The Anguished Dawn by James P. Hogan

Vorse shook his head. “We put landers down at a few places. The views they sent back could have been from Hades.” He shrugged as if to say all was still not lost. “But the fraction of the surface that we’ve sampled has been tiny. There could be other conditions elsewhere.”

“Our kind has survived comparable events before,” Foy put in. “And they didn’t possess the technical resources that the industrialized world had. It’s early days yet, Dr. Keene.” The cyclic theme of old worlds destroyed and new worlds being born recurred in the myths of ancient cultures as far back as they were recorded. The Biblical Old Testament was not alone in its injunction to go forth and replenish the Earth.

“Rebuilding it should go a lot faster this time,” Keene said. “Kronia was never here before to direct things. We’ve got a repository of knowledge that won’t have to be discovered all over again.”
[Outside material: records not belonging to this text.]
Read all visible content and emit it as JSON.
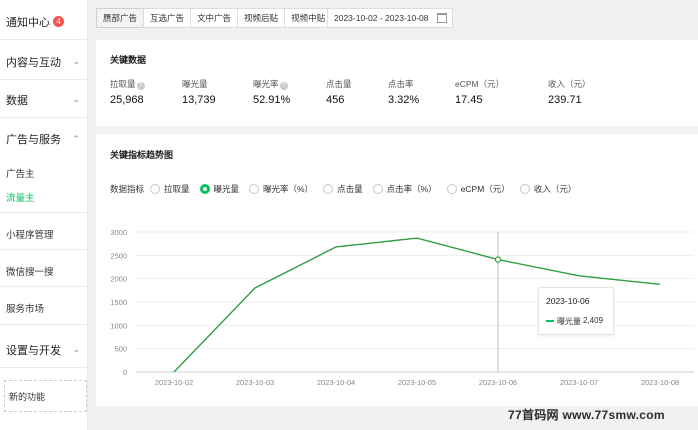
{
  "sidebar": {
    "notification": {
      "label": "通知中心",
      "count": "4"
    },
    "groups": [
      {
        "label": "内容与互动"
      },
      {
        "label": "数据"
      },
      {
        "label": "广告与服务"
      },
      {
        "label": "设置与开发"
      }
    ],
    "ad_items": [
      "广告主",
      "流量主"
    ],
    "items": [
      "小程序管理",
      "微信搜一搜",
      "服务市场"
    ],
    "new_function": "新的功能"
  },
  "toolbar": {
    "tabs": [
      "赝部广告",
      "互选广告",
      "文中广告",
      "视频后贴",
      "视频中贴"
    ],
    "date_range": "2023-10-02 - 2023-10-08"
  },
  "key_data": {
    "title": "关键数据",
    "metrics": [
      {
        "label": "拉取量",
        "value": "25,968"
      },
      {
        "label": "曝光量",
        "value": "13,739"
      },
      {
        "label": "曝光率",
        "value": "52.91%"
      },
      {
        "label": "点击量",
        "value": "456"
      },
      {
        "label": "点击率",
        "value": "3.32%"
      },
      {
        "label": "eCPM（元）",
        "value": "17.45"
      },
      {
        "label": "收入（元）",
        "value": "239.71"
      }
    ]
  },
  "trend": {
    "title": "关键指标趋势图",
    "selector_label": "数据指标",
    "options": [
      "拉取量",
      "曝光量",
      "曝光率（%）",
      "点击量",
      "点击率（%）",
      "eCPM（元）",
      "收入（元）"
    ],
    "selected": "曝光量"
  },
  "chart_data": {
    "type": "line",
    "categories": [
      "2023-10-02",
      "2023-10-03",
      "2023-10-04",
      "2023-10-05",
      "2023-10-06",
      "2023-10-07",
      "2023-10-08"
    ],
    "series": [
      {
        "name": "曝光量",
        "values": [
          0,
          1800,
          2680,
          2870,
          2409,
          2060,
          1880
        ],
        "color": "#2ea043"
      }
    ],
    "yticks": [
      "0",
      "500",
      "1000",
      "1500",
      "2000",
      "2500",
      "3000"
    ],
    "ylim": [
      0,
      3000
    ],
    "grid": true
  },
  "tooltip": {
    "date": "2023-10-06",
    "name": "曝光量",
    "value": "2,409"
  },
  "watermark": "77首码网 www.77smw.com"
}
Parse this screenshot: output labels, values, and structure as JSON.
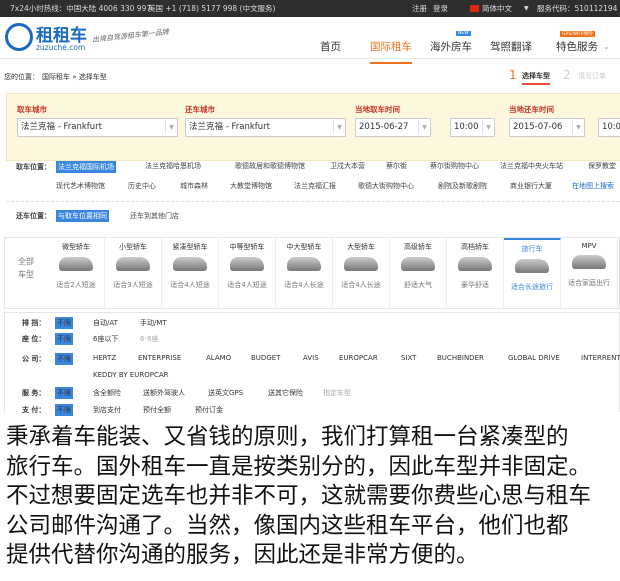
{
  "topbar": {
    "hotline": "7x24小时热线：中国大陆 4006 330 997",
    "us": "美国 +1 (718) 5177 998 (中文服务)",
    "register": "注册",
    "login": "登录",
    "language": "简体中文",
    "service_code": "服务代码：510112194"
  },
  "header": {
    "logo": "租租车",
    "logo_domain": "zuzuche.com",
    "slogan": "出境自驾游租车第一品牌",
    "nav": [
      {
        "label": "首页"
      },
      {
        "label": "国际租车"
      },
      {
        "label": "海外房车",
        "badge": "NEW"
      },
      {
        "label": "驾照翻译"
      },
      {
        "label": "特色服务",
        "badge": "GPS/WIFI/保险"
      }
    ]
  },
  "breadcrumb": {
    "prefix": "您的位置：",
    "path": "国际租车 » 选择车型"
  },
  "steps": [
    {
      "num": "1",
      "label": "选择车型"
    },
    {
      "num": "2",
      "label": "填写订单"
    }
  ],
  "form": {
    "pickup_city_label": "取车城市",
    "pickup_city": "法兰克福 - Frankfurt",
    "return_city_label": "还车城市",
    "return_city": "法兰克福 - Frankfurt",
    "pickup_time_label": "当地取车时间",
    "pickup_date": "2015-06-27",
    "pickup_time": "10:00",
    "return_time_label": "当地还车时间",
    "return_date": "2015-07-06",
    "return_time": "10:00"
  },
  "pickup": {
    "label": "取车位置：",
    "row1": [
      "法兰克福国际机场",
      "法兰克福哈恩机场",
      "歌德故居和歌德博物馆",
      "卫戍大本营",
      "蔡尔街",
      "蔡尔街购物中心",
      "法兰克福中央火车站",
      "保罗教堂"
    ],
    "row2": [
      "现代艺术博物馆",
      "历史中心",
      "城市森林",
      "大教堂博物馆",
      "法兰克福汇报",
      "歌德大街购物中心",
      "剧院及新歌剧院",
      "商业银行大厦"
    ],
    "map_link": "在地图上搜索"
  },
  "return_loc": {
    "label": "还车位置：",
    "options": [
      "与取车位置相同",
      "还车到其他门店"
    ]
  },
  "car_types": {
    "all": "全部车型",
    "items": [
      {
        "name": "微型轿车",
        "desc": "适合2人短途"
      },
      {
        "name": "小型轿车",
        "desc": "适合3人短途"
      },
      {
        "name": "紧凑型轿车",
        "desc": "适合4人短途"
      },
      {
        "name": "中等型轿车",
        "desc": "适合4人短途"
      },
      {
        "name": "中大型轿车",
        "desc": "适合4人长途"
      },
      {
        "name": "大型轿车",
        "desc": "适合4人长途"
      },
      {
        "name": "高级轿车",
        "desc": "舒适大气"
      },
      {
        "name": "高档轿车",
        "desc": "豪华舒适"
      },
      {
        "name": "旅行车",
        "desc": "适合长途旅行"
      },
      {
        "name": "MPV",
        "desc": "适合家庭出行"
      }
    ]
  },
  "filters": {
    "any": "不限",
    "transmission": {
      "label": "排 挡：",
      "options": [
        "自动/AT",
        "手动/MT"
      ]
    },
    "seats": {
      "label": "座 位：",
      "options": [
        "6座以下",
        "6-8座"
      ]
    },
    "company": {
      "label": "公 司：",
      "options": [
        "HERTZ",
        "ENTERPRISE",
        "ALAMO",
        "BUDGET",
        "AVIS",
        "EUROPCAR",
        "SIXT",
        "BUCHBINDER",
        "GLOBAL DRIVE",
        "INTERRENT",
        "KEDDY BY EUROPCAR"
      ]
    },
    "service": {
      "label": "服 务：",
      "options": [
        "含全额险",
        "送额外驾驶人",
        "送英文GPS",
        "送其它保险",
        "指定车型"
      ]
    },
    "payment": {
      "label": "支 付：",
      "options": [
        "到店支付",
        "预付全额",
        "预付订金"
      ]
    }
  },
  "article": {
    "lines": [
      "秉承着车能装、又省钱的原则，我们打算租一台紧凑型的",
      "旅行车。国外租车一直是按类别分的，因此车型并非固定。",
      "不过想要固定选车也并非不可，这就需要你费些心思与租车",
      "公司邮件沟通了。当然，像国内这些租车平台，他们也都",
      "提供代替你沟通的服务，因此还是非常方便的。"
    ]
  },
  "colors": {
    "accent": "#f07019",
    "selected": "#3a87e0",
    "form_bg": "#fdf8dd",
    "topbar": "#2e2e2e"
  }
}
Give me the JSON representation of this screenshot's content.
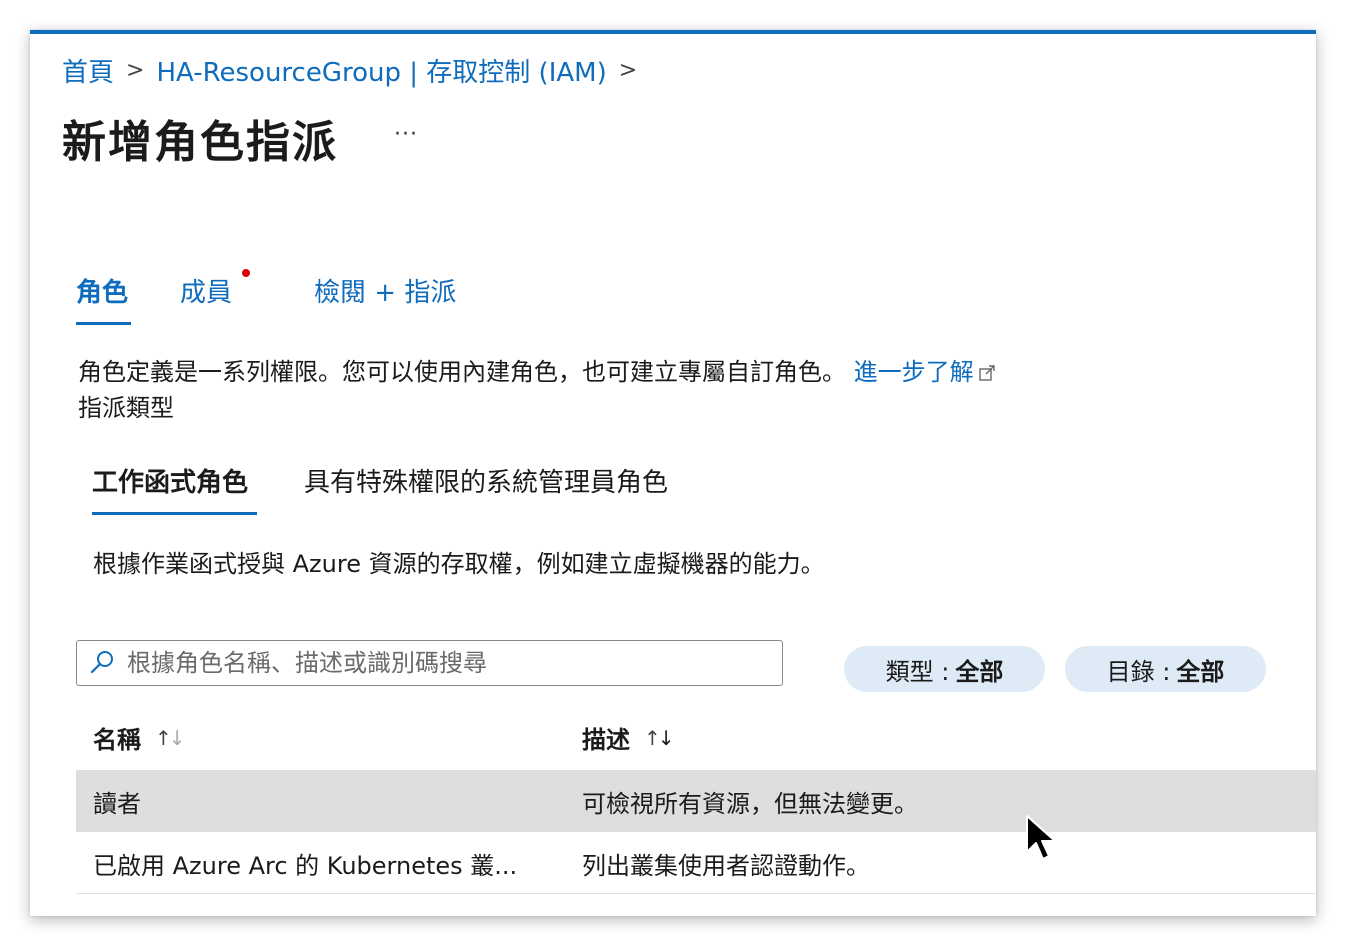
{
  "breadcrumb": {
    "home": "首頁",
    "resource": "HA-ResourceGroup | 存取控制 (IAM)"
  },
  "page_title": "新增角色指派",
  "more_label": "···",
  "tabs": [
    {
      "label": "角色",
      "active": true
    },
    {
      "label": "成員",
      "active": false,
      "has_error_dot": true
    },
    {
      "label": "檢閱 + 指派",
      "active": false
    }
  ],
  "description": "角色定義是一系列權限。您可以使用內建角色，也可建立專屬自訂角色。",
  "learn_more": "進一步了解",
  "assignment_type_label": "指派類型",
  "sub_tabs": [
    {
      "label": "工作函式角色",
      "active": true
    },
    {
      "label": "具有特殊權限的系統管理員角色",
      "active": false
    }
  ],
  "sub_description": "根據作業函式授與 Azure 資源的存取權，例如建立虛擬機器的能力。",
  "search": {
    "placeholder": "根據角色名稱、描述或識別碼搜尋",
    "value": ""
  },
  "filters": [
    {
      "label": "類型 :",
      "value": "全部"
    },
    {
      "label": "目錄 :",
      "value": "全部"
    }
  ],
  "table": {
    "columns": [
      "名稱",
      "描述"
    ],
    "rows": [
      {
        "name": "讀者",
        "description": "可檢視所有資源，但無法變更。",
        "selected": true
      },
      {
        "name": "已啟用 Azure Arc 的 Kubernetes 叢...",
        "description": "列出叢集使用者認證動作。",
        "selected": false
      }
    ]
  },
  "colors": {
    "accent": "#0f6cbd",
    "error_dot": "#e00000",
    "pill_bg": "#deebf7",
    "selected_row": "#dedede"
  }
}
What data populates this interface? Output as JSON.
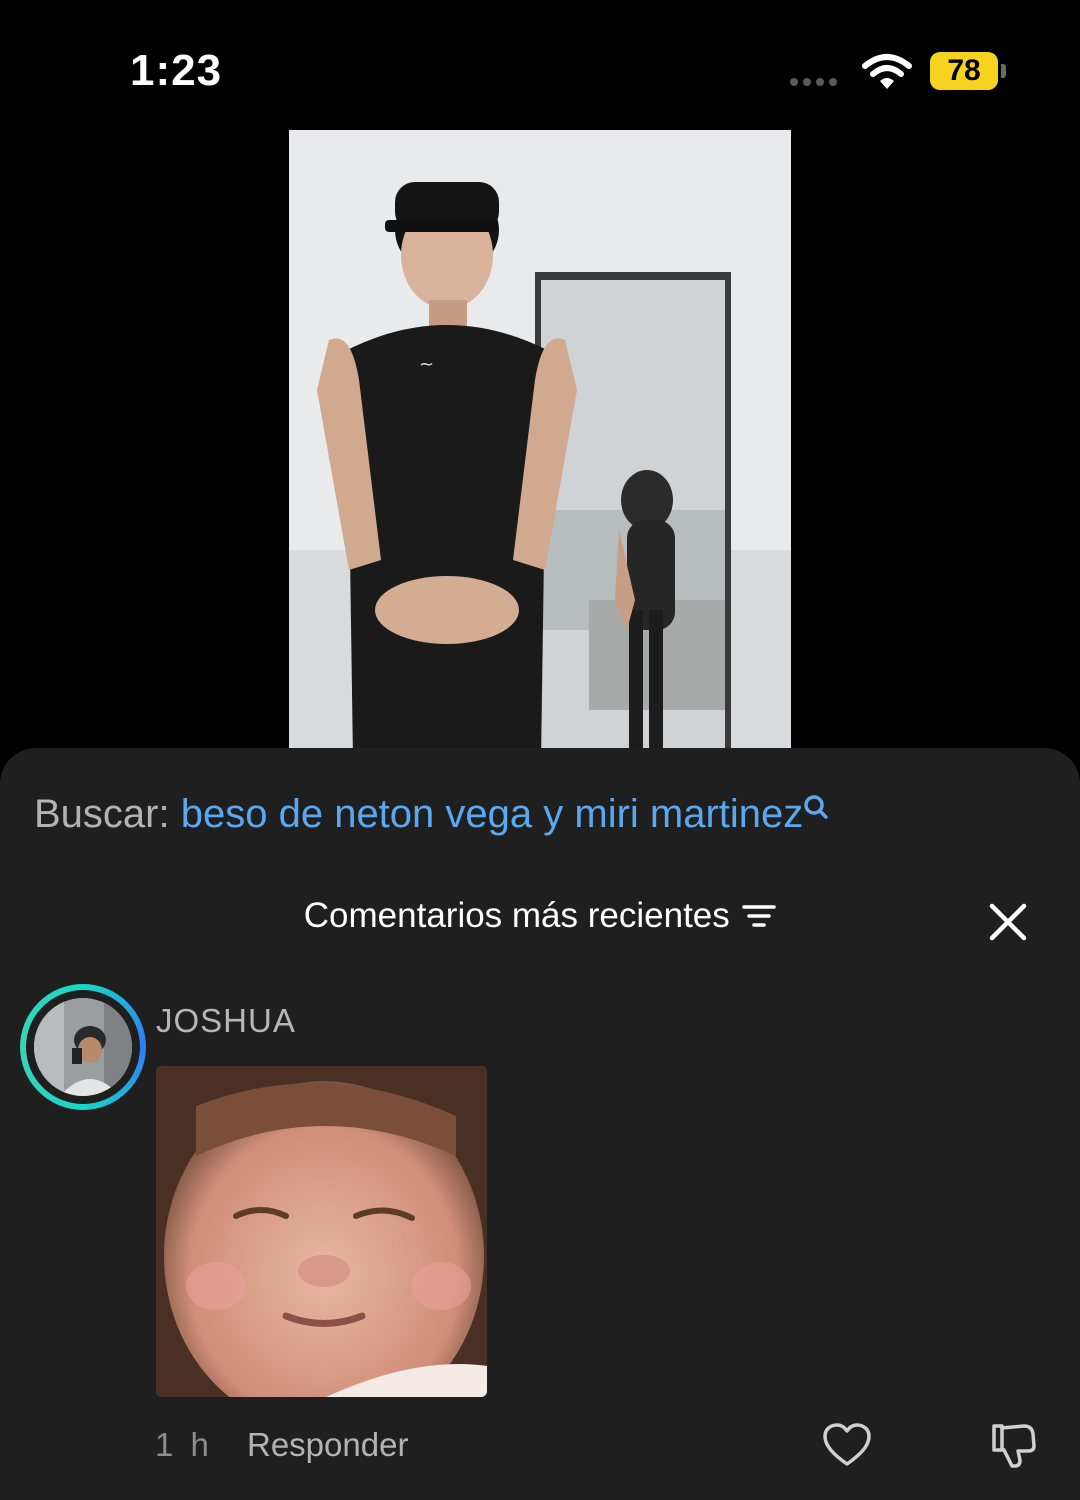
{
  "status_bar": {
    "time": "1:23",
    "battery_level": "78",
    "battery_color": "#f6d31f",
    "icons": [
      "signal-dots-icon",
      "wifi-icon",
      "battery-icon"
    ]
  },
  "video": {
    "description_icon": "video-thumbnail"
  },
  "search": {
    "prefix": "Buscar:",
    "query": "beso de neton vega y miri martinez",
    "query_color": "#5aa8f0",
    "icon": "search-icon"
  },
  "comments_header": {
    "title": "Comentarios más recientes",
    "sort_icon": "filter-sort-icon",
    "close_icon": "close-icon"
  },
  "comment": {
    "username": "JOSHUA",
    "time": "1 h",
    "reply_label": "Responder",
    "like_icon": "heart-icon",
    "dislike_icon": "thumbs-down-icon",
    "avatar_ring_colors": [
      "#19d7c6",
      "#2f7cf0"
    ]
  }
}
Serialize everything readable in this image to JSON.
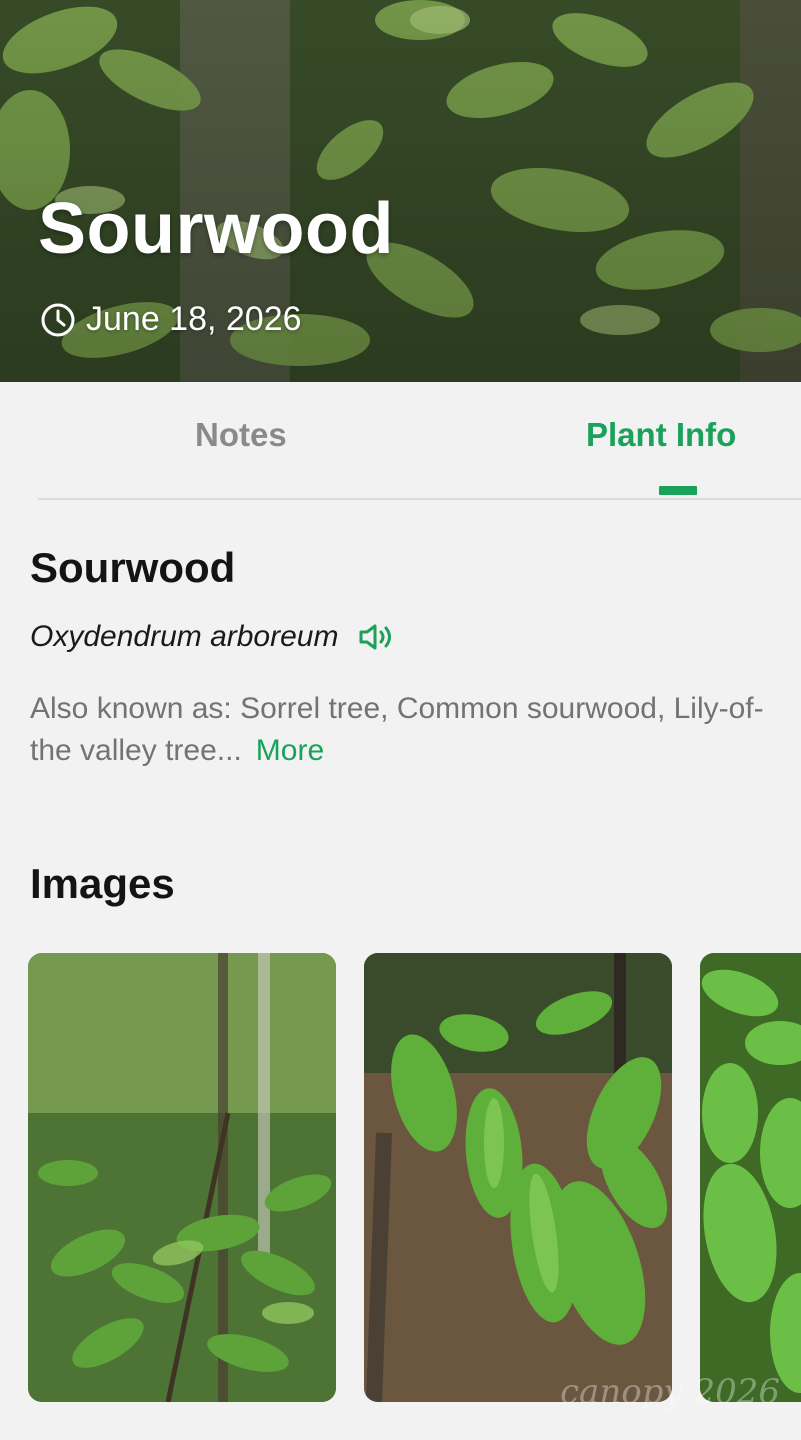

Foy gave him a long, contemplative look before replying, as if evaluating if this were the moment to broach whatever he’d had in mind in bringing Keene here. Finally, he said, “What we’re looking at, Dr. Keene, isn’t just the prospect of rebuilding civilization. Because of a quirk in recent times that led to the coming together of some extraordinarily gifted people, the circumstances that we have here at Kronia are unique in the history of human existence. As a consequence, we have the chance to found a civilization unlike anything that has existed before—the kind of civilization that visionaries through the ages have imagined, but which have defied all attempts to turn into reality. Some have concluded that it must always be so: that the harsh rules of reality and human nature make them permanently impossible dreams. But we believe otherwise. We believe that the forced cooperation that has been vital to survival out here at Kronia has produced a workable system of human values that could never have happened in the violent, competitive conditions that governed the development of cultures on Earth. If we can import that system back to Earth, maybe we’ll be able to shape a civilization fundamentally different from any that emerged there before, rooted in the same ethic of mutual need and the inherent value of everyone as a unique individual that guides us here.” He shrugged. “And if there do turn out to be survivors there, perhaps we can steer their early development in the same direction, before they begin increasing in numbers and organizing themselves into the old, eternal patterns of power rivalries and conflict.”

“Who are ‘we’?” Keene asked, picking up on Foy’s use of the word. “Who decides these things?”

“Those of us who try to consider where our longer-term destiny might lie, beyond just muddling through from one century to the next,” Foy replied. “After the present crisis has faded to become just another detail on the cosmic backdrop. When a new race has emerged that isn’t divided within itself because of the inherently hostile nature of all its human relationships. Each against all. Take as much as you can in return for as little as you can get away with. That was the underlying rule that drove everything of importance on Earth, was it not? ‘Good business.’ ‘Astute politics.’ How could a sentiment like that ever mold and hold together a civilization capable of moving out among the stars?”

Keene took a moment to adjust to the new dimension that the conversation was taking on. What Foy was talking about now went far beyond just an experiment in organizing a complex, technological society on an alternative basis to the monetary incentive that most people on Earth had regarded as self-evidently unavoidable.

Foy completed Keene’s thought as if he had been expecting it. “Sometimes our system is described as having invented what amounts to a new form of currency: a trade in the recognition of competence. And in some way it turns out to be a very superior currency. It can’t be counterfeited, or stolen, or hoarded—for how can you fake skill or knowledge that you don’t possess, take away another person’s once they have it, or give it to someone who hasn’t earned it? So corruption of the kind that comes with the power to steal legally or to bribe is impossible. And so does enslaving another person to create wealth for your own benefit—for with our kind of wealth the only one who could become rich is the slave.”